Sorry - forgot to CC ILUG
On 22/01/2009, Rory Browne <rbmlist at gmail.com> wrote:
>>>> On 22/01/2009, Sheila Flanagan <sflanagan at nra.ie> wrote:
>>>> I recently bought the Lenovo S10 on laptops.ie (this may have been a bad
>> decision as now I have no one to speak to directly in relation to
>> software etc.) I specifically bought the laptop to use for internet
>> purposes and I was advised that it was one of this best for this
>> purpose. So I believed once I received I could go to a service provider
>> such as Vodafone, 3G etc and purchase a broadband stick and away we go.

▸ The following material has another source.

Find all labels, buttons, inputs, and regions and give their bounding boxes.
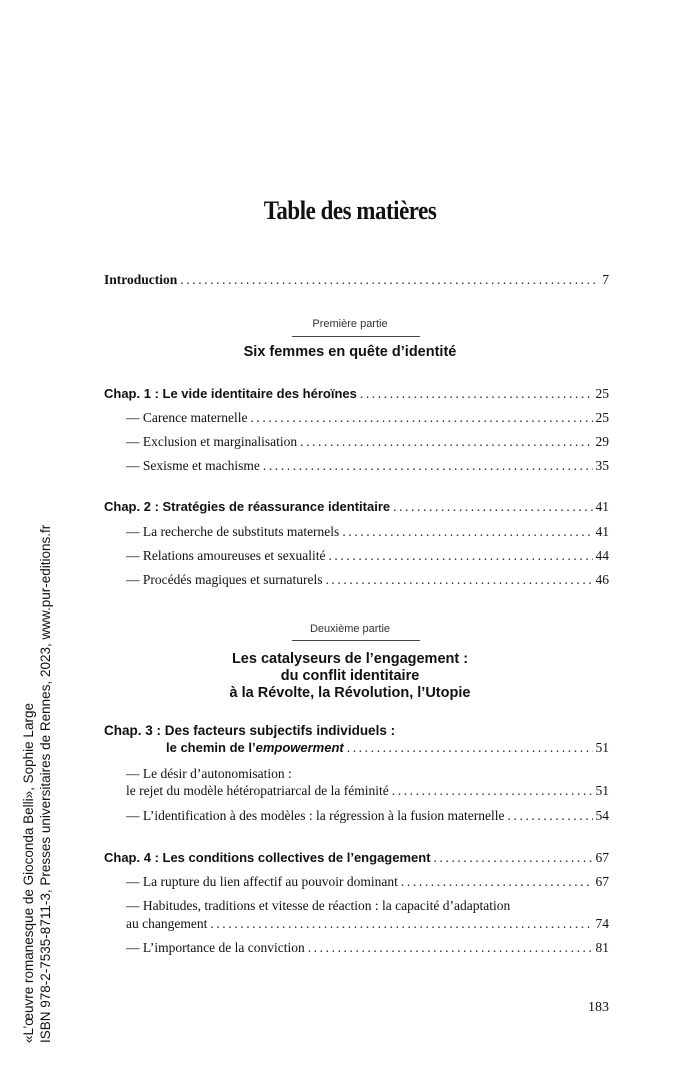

>> Not as simple as that it turns out. As the laptop I purchased runs on
>> Linux I am coming up against a brick wall and no service provider
>> appears to be compatible unless its running on Windows. I am not tech
>> savy at all, therefore all the boards and websites I am visiting are
>> just throwing me for six. All I want to do is use the internet
>> wirelessly, on the go as soon as possible. Pease can you advise what it
>> is I should be doing to enable this - or
>> whether it is possible at all. I have no back up support from the seller
>> or the manufacturer. Otherwise I will be returning!
>>> Those Vodafone/O2/3 Dongles AFAIK work in certain later distribution of
> linux but not older ones.
>> The first thing we need to establish is what distribution ( aka distro ) of
> Linux that you have. There are many different companies / organisations
> that distribute Linux. Some examples would be Debian, RedHat, Ubuntu,
> Novell/Suse, Mandriva, or Xandros. Do you know if your laptop runs any of
> these, or if not what version of it you are running? Any version information
> you might have would also be useful.
>> Do you know if you are running KDE or Gnome - KDE generally has a 'K',
> button on the bottom-left corner ( same as where the windows start menu
> would be ). GNOME would usually have a menu along the top of the screen. Not
> sure off-hand what the names are, but if you see something
> like, "Applications", "System", and "Places", along the top of the screen,
> chances are you're running GNOME.
>> What would also be useful in determining the type of system you have is
> output from ` uname -a `. To get this, open a terminal ( or console ) - Look
> through the Applications menu ( K menu in KDE ), for either konsole or
> gnome-terminal. This should give you a window a bit like a DOS Prompt. Type
> in 'uname -a', and let us know what it says.